Myth #6: No one is going to read my blog.
"If you build it, they will come," is an over used term in the blog world, and while it isn't really this easy, it's not far from the truth. The more content you add, the more likely people will be to find something on your site to link to. The more people that link to you, the higher you rise on search engine rankings. This creates a cycle that may take 4-6 months, but in general, you will build an audience as long as you keep at it with 2-3 posts a week.
Myth #7: Blogs get companies into trouble.
Big companies have gotten into trouble with blogs. Their blogs have leaked information, said inappropriate things, or have ignored customer's outcries. This is not a problem small businesses have to worry about. You will have total control of your content either because you write it, or you are directly in touch with the person who is going to write it. Practice good customer service, restrain yourself from blasting your commenters (who will not always be nice), and moderate any other employee's posts before they go 'live' on the blog.
Myth #8: Negative comments on my blog will ruin my company's reputation.
Readers are not always going to be nice. Some will be unhappy with a product or service you provided, or about something you wrote. How you respond to these comments is what determines your reputation on your blog. Always be gracious and provide excellent customer service and your blog will serve to reinforce your position as a strong customer service minded company.
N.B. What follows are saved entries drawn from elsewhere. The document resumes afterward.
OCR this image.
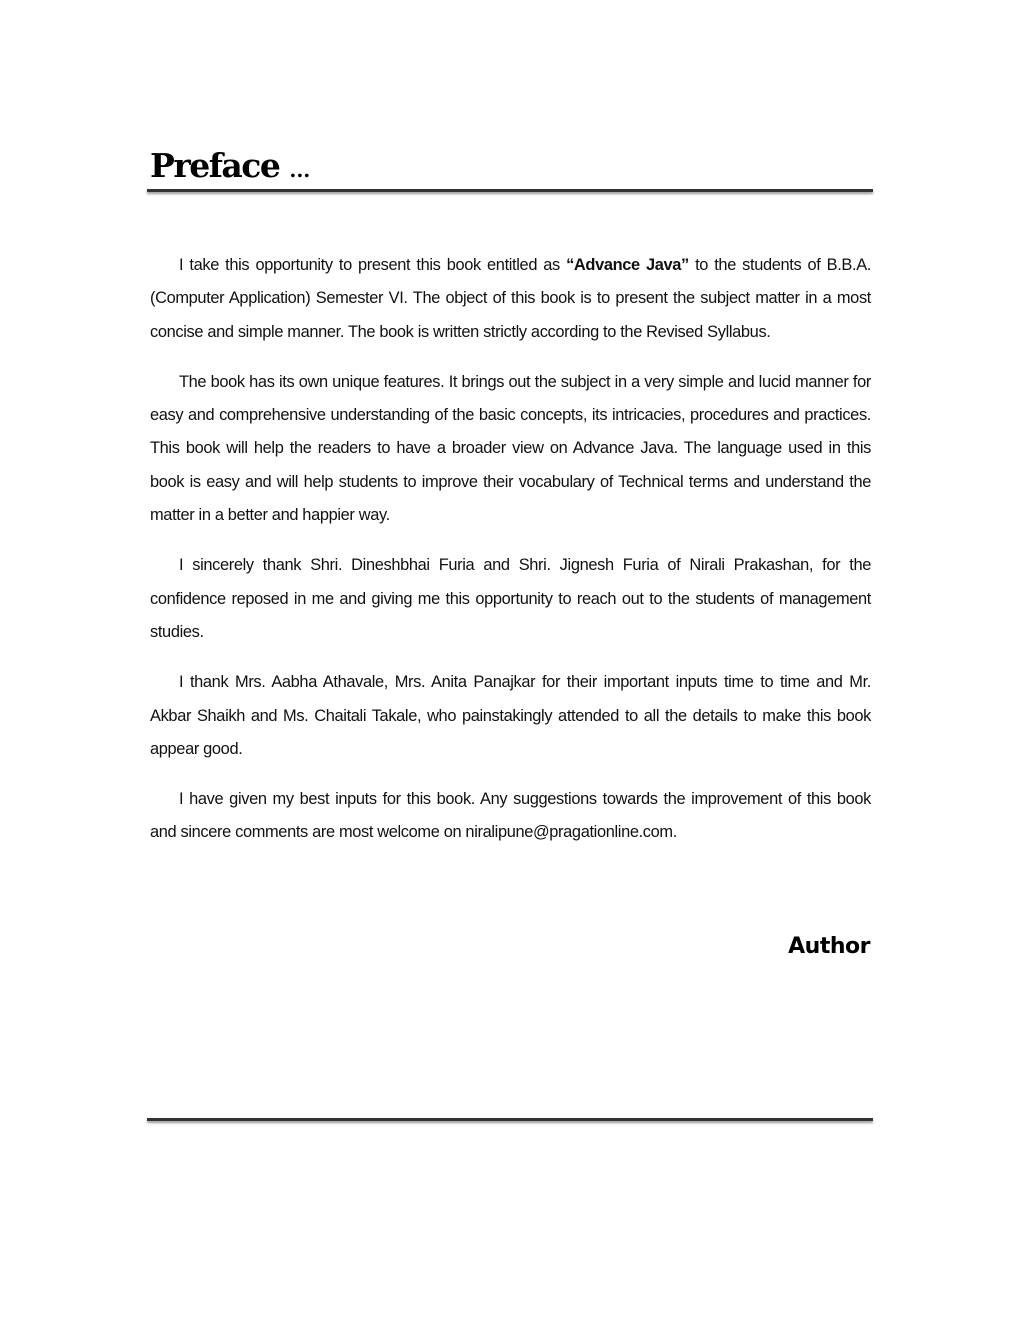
Preface ...

I take this opportunity to present this book entitled as “Advance Java” to the students of B.B.A. (Computer Application) Semester VI. The object of this book is to present the subject matter in a most concise and simple manner. The book is written strictly according to the Revised Syllabus.

The book has its own unique features. It brings out the subject in a very simple and lucid manner for easy and comprehensive understanding of the basic concepts, its intricacies, procedures and practices. This book will help the readers to have a broader view on Advance Java. The language used in this book is easy and will help students to improve their vocabulary of Technical terms and understand the matter in a better and happier way.

I sincerely thank Shri. Dineshbhai Furia and Shri. Jignesh Furia of Nirali Prakashan, for the confidence reposed in me and giving me this opportunity to reach out to the students of management studies.

I thank Mrs. Aabha Athavale, Mrs. Anita Panajkar for their important inputs time to time and Mr. Akbar Shaikh and Ms. Chaitali Takale, who painstakingly attended to all the details to make this book appear good.

I have given my best inputs for this book. Any suggestions towards the improvement of this book and sincere comments are most welcome on niralipune@pragationline.com.

Author
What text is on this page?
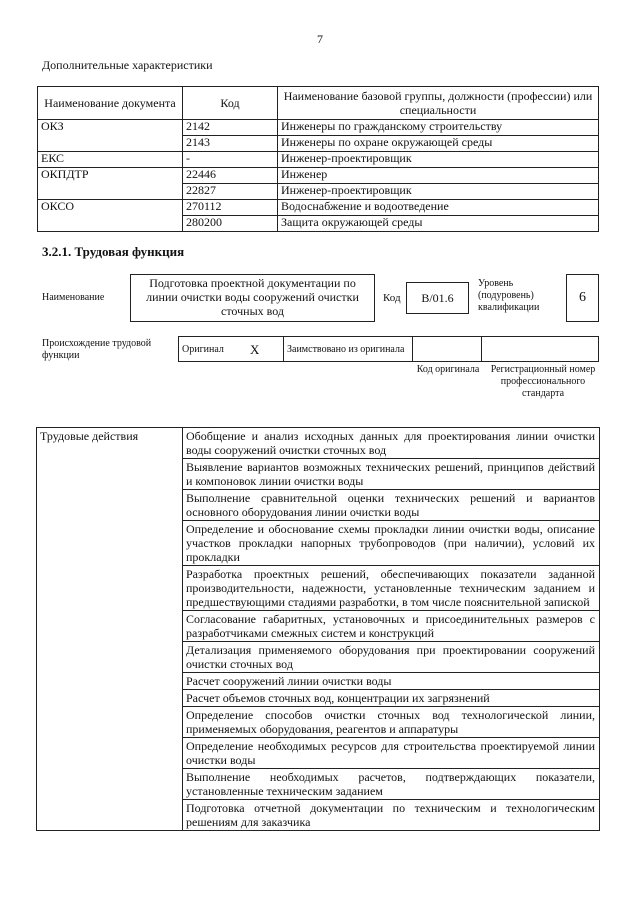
7
Дополнительные характеристики
Наименование документа	Код	Наименование базовой группы, должности (профессии) или специальности
ОКЗ	2142	Инженеры по гражданскому строительству
	2143	Инженеры по охране окружающей среды
ЕКС	-	Инженер-проектировщик
ОКПДТР	22446	Инженер
	22827	Инженер-проектировщик
ОКСО	270112	Водоснабжение и водоотведение
	280200	Защита окружающей среды
3.2.1. Трудовая функция
Наименование
Подготовка проектной документации по линии очистки воды сооружений очистки сточных вод
Код	B/01.6
Уровень (подуровень) квалификации
6
Происхождение трудовой функции
Оригинал	X	Заимствовано из оригинала		
Код оригинала Регистрационный номер профессионального стандарта
Трудовые действия	Обобщение и анализ исходных данных для проектирования линии очистки воды сооружений очистки сточных вод
Выявление вариантов возможных технических решений, принципов действий и компоновок линии очистки воды
Выполнение сравнительной оценки технических решений и вариантов основного оборудования линии очистки воды
Определение и обоснование схемы прокладки линии очистки воды, описание участков прокладки напорных трубопроводов (при наличии), условий их прокладки
Разработка проектных решений, обеспечивающих показатели заданной производительности, надежности, установленные техническим заданием и предшествующими стадиями разработки, в том числе пояснительной запиской
Согласование габаритных, установочных и присоединительных размеров с разработчиками смежных систем и конструкций
Детализация применяемого оборудования при проектировании сооружений очистки сточных вод
Расчет сооружений линии очистки воды
Расчет объемов сточных вод, концентрации их загрязнений
Определение способов очистки сточных вод технологической линии, применяемых оборудования, реагентов и аппаратуры
Определение необходимых ресурсов для строительства проектируемой линии очистки воды
Выполнение необходимых расчетов, подтверждающих показатели, установленные техническим заданием
Подготовка отчетной документации по техническим и технологическим решениям для заказчика
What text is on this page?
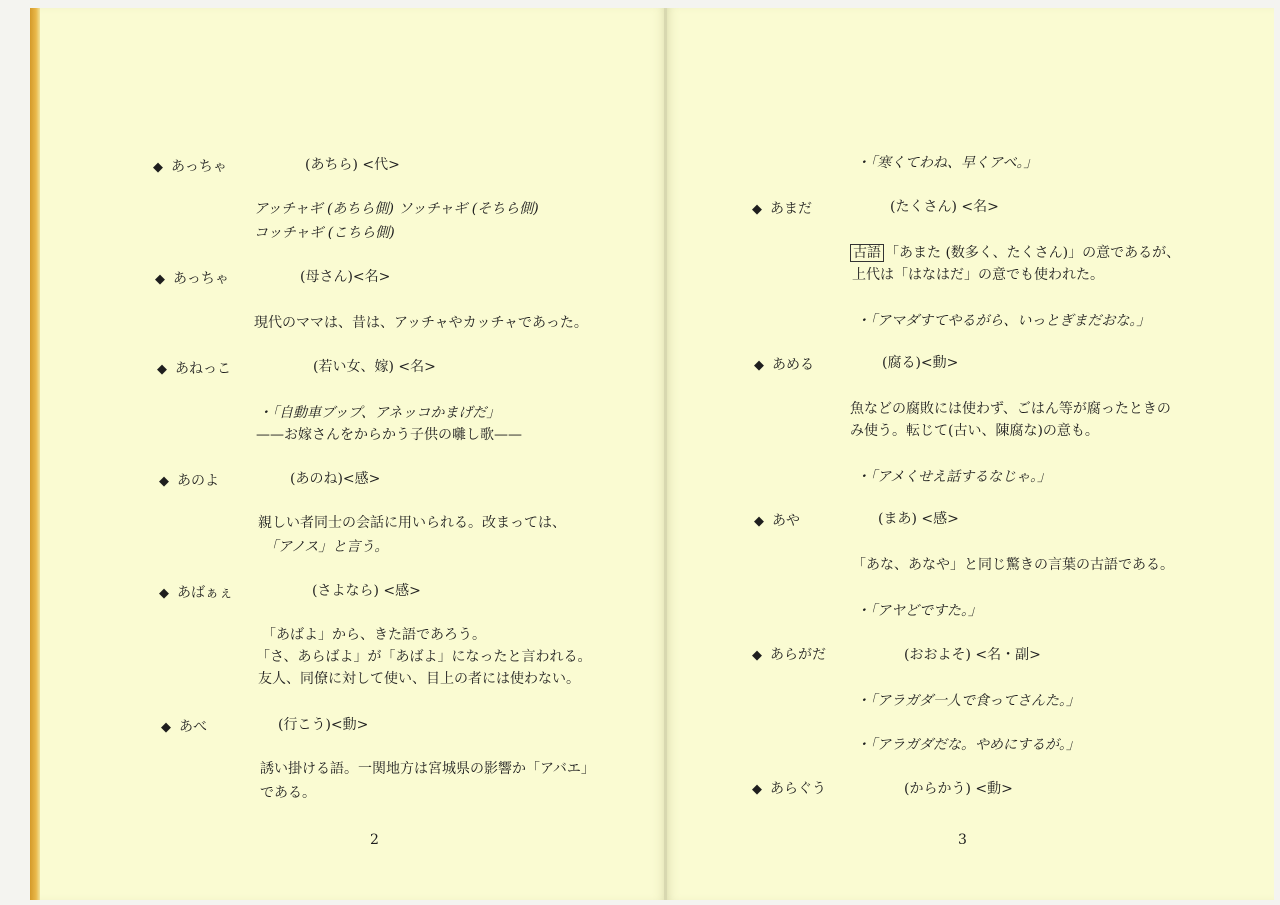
◆ あっちゃ	(あちら) <代>
アッチャギ (あちら側) ソッチャギ (そちら側)
コッチャギ (こちら側)
◆ あっちゃ	(母さん)<名>
現代のママは、昔は、アッチャやカッチャであった。
◆ あねっこ	(若い女、嫁) <名>
・「自動車ブップ、アネッコかまげだ」
——お嫁さんをからかう子供の囃し歌——
◆ あのよ	(あのね)<感>
親しい者同士の会話に用いられる。改まっては、
「アノス」と言う。
◆ あばぁぇ	(さよなら) <感>
「あばよ」から、きた語であろう。
「さ、あらばよ」が「あばよ」になったと言われる。
友人、同僚に対して使い、目上の者には使わない。
◆ あべ	(行こう)<動>
誘い掛ける語。一関地方は宮城県の影響か「アバエ」
である。
2
・「寒くてわね、早くアベ。」
◆ あまだ	(たくさん) <名>
古語 「あまた (数多く、たくさん)」の意であるが、
上代は「はなはだ」の意でも使われた。
・「アマダすてやるがら、いっとぎまだおな。」
◆ あめる	(腐る)<動>
魚などの腐敗には使わず、ごはん等が腐ったときの
み使う。転じて(古い、陳腐な)の意も。
・「アメくせえ話するなじゃ。」
◆ あや	(まあ) <感>
「あな、あなや」と同じ驚きの言葉の古語である。
・「アヤどですた。」
◆ あらがだ	(おおよそ) <名・副>
・「アラガダ一人で食ってさんた。」
・「アラガダだな。やめにするが。」
◆ あらぐう	(からかう) <動>
3
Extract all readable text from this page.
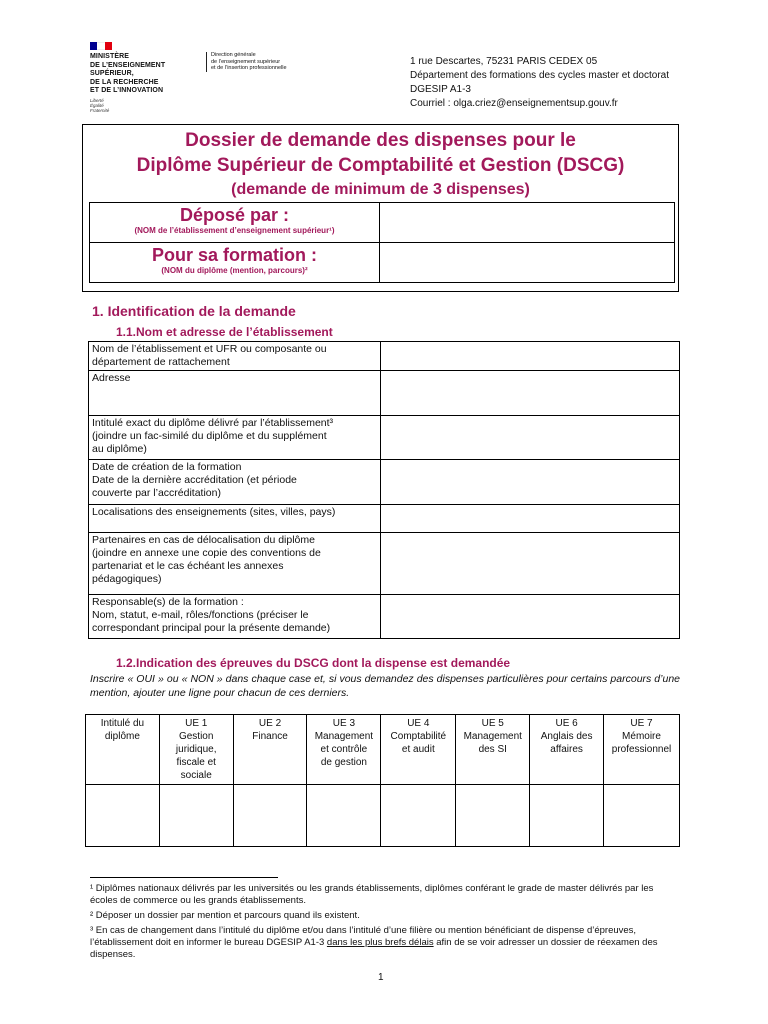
MINISTÈRE
DE L’ENSEIGNEMENT
SUPÉRIEUR,
DE LA RECHERCHE
ET DE L’INNOVATION
Liberté
Égalité
Fraternité
Direction générale
de l’enseignement supérieur
et de l’insertion professionnelle
1 rue Descartes, 75231 PARIS CEDEX 05
Département des formations des cycles master et doctorat
DGESIP A1-3
Courriel : olga.criez@enseignementsup.gouv.fr
Dossier de demande des dispenses pour le
Diplôme Supérieur de Comptabilité et Gestion (DSCG)
(demande de minimum de 3 dispenses)
Déposé par :
(NOM de l’établissement d’enseignement supérieur¹)	

Pour sa formation :
(NOM du diplôme (mention, parcours)²	

1. Identification de la demande
1.1.Nom et adresse de l’établissement
Nom de l’établissement et UFR ou composante ou
département de rattachement	

Adresse	

Intitulé exact du diplôme délivré par l’établissement³
(joindre un fac-similé du diplôme et du supplément
au diplôme)	

Date de création de la formation
Date de la dernière accréditation (et période
couverte par l’accréditation)	

Localisations des enseignements (sites, villes, pays)	

Partenaires en cas de délocalisation du diplôme
(joindre en annexe une copie des conventions de
partenariat et le cas échéant les annexes
pédagogiques)	

Responsable(s) de la formation :
Nom, statut, e-mail, rôles/fonctions (préciser le
correspondant principal pour la présente demande)	

1.2.Indication des épreuves du DSCG dont la dispense est demandée
Inscrire « OUI » ou « NON » dans chaque case et, si vous demandez des dispenses particulières pour certains parcours d’une mention, ajouter une ligne pour chacun de ces derniers.
Intitulé du
diplôme	UE 1
Gestion
juridique,
fiscale et
sociale	UE 2
Finance	UE 3
Management
et contrôle
de gestion	UE 4
Comptabilité
et audit	UE 5
Management
des SI	UE 6
Anglais des
affaires	UE 7
Mémoire
professionnel

¹ Diplômes nationaux délivrés par les universités ou les grands établissements, diplômes conférant le grade de master délivrés par les écoles de commerce ou les grands établissements.

² Déposer un dossier par mention et parcours quand ils existent.

³ En cas de changement dans l’intitulé du diplôme et/ou dans l’intitulé d’une filière ou mention bénéficiant de dispense d’épreuves, l’établissement doit en informer le bureau DGESIP A1-3 dans les plus brefs délais afin de se voir adresser un dossier de réexamen des dispenses.

1
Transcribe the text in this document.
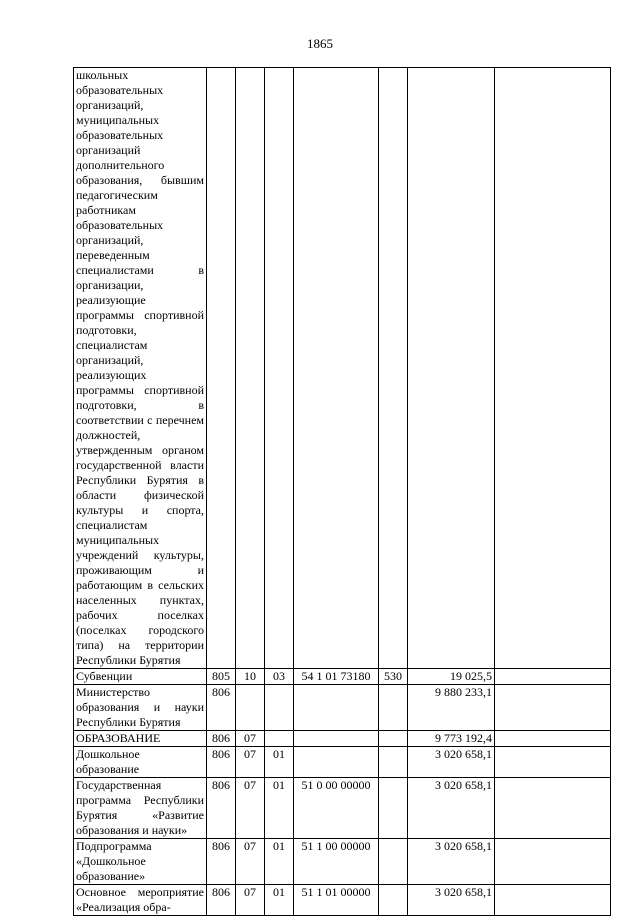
1865
школьных образовательных организаций, муниципальных образовательных организаций дополнительного образования, бывшим педагогическим работникам образовательных организаций, переведенным специалистами в организации, реализующие программы спортивной подготовки, специалистам организаций, реализующих программы спортивной подготовки, в соответствии с перечнем должностей, утвержденным органом государственной власти Республики Бурятия в области физической культуры и спорта, специалистам муниципальных учреждений культуры, проживающим и работающим в сельских населенных пунктах, рабочих поселках (поселках городского типа) на территории Республики Бурятия							
Субвенции	805	10	03	54 1 01 73180	530	19 025,5	
Министерство образования и науки Республики Бурятия	806					9 880 233,1	
ОБРАЗОВАНИЕ	806	07				9 773 192,4	
Дошкольное образование	806	07	01			3 020 658,1	
Государственная программа Республики Бурятия «Развитие образования и науки»	806	07	01	51 0 00 00000		3 020 658,1	
Подпрограмма «Дошкольное образование»	806	07	01	51 1 00 00000		3 020 658,1	
Основное мероприятие «Реализация обра-	806	07	01	51 1 01 00000		3 020 658,1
Myth #9: A blog will let my competition know too much about me.
While your competition knows more about you than you know about them, your customers do too. Customers tend to do business with people they know the most about. Keep in mind, you're not writing about company secrets on your blog, just educating the public on your products and your company's culture.
Myth #10: Blogs are a fad.
There is no reason blogs are going to disappear in the next ten years. They may evolve, but not disappear. Some say podcasts or video blogs will replace them as internet connections get faster and faster, but why would they. Podcasts and video blogs take considerably more time and resources to create than blog posts. It's similar to television...did it make the radio disappear? And radio...did it make the newspaper disappear? All three options are still enjoyed by millions and provide advertisers with useful mediums to sell their products. Blogs are the next thing. They aren't the last thing, but the next thing, and they aren't going away any time soon.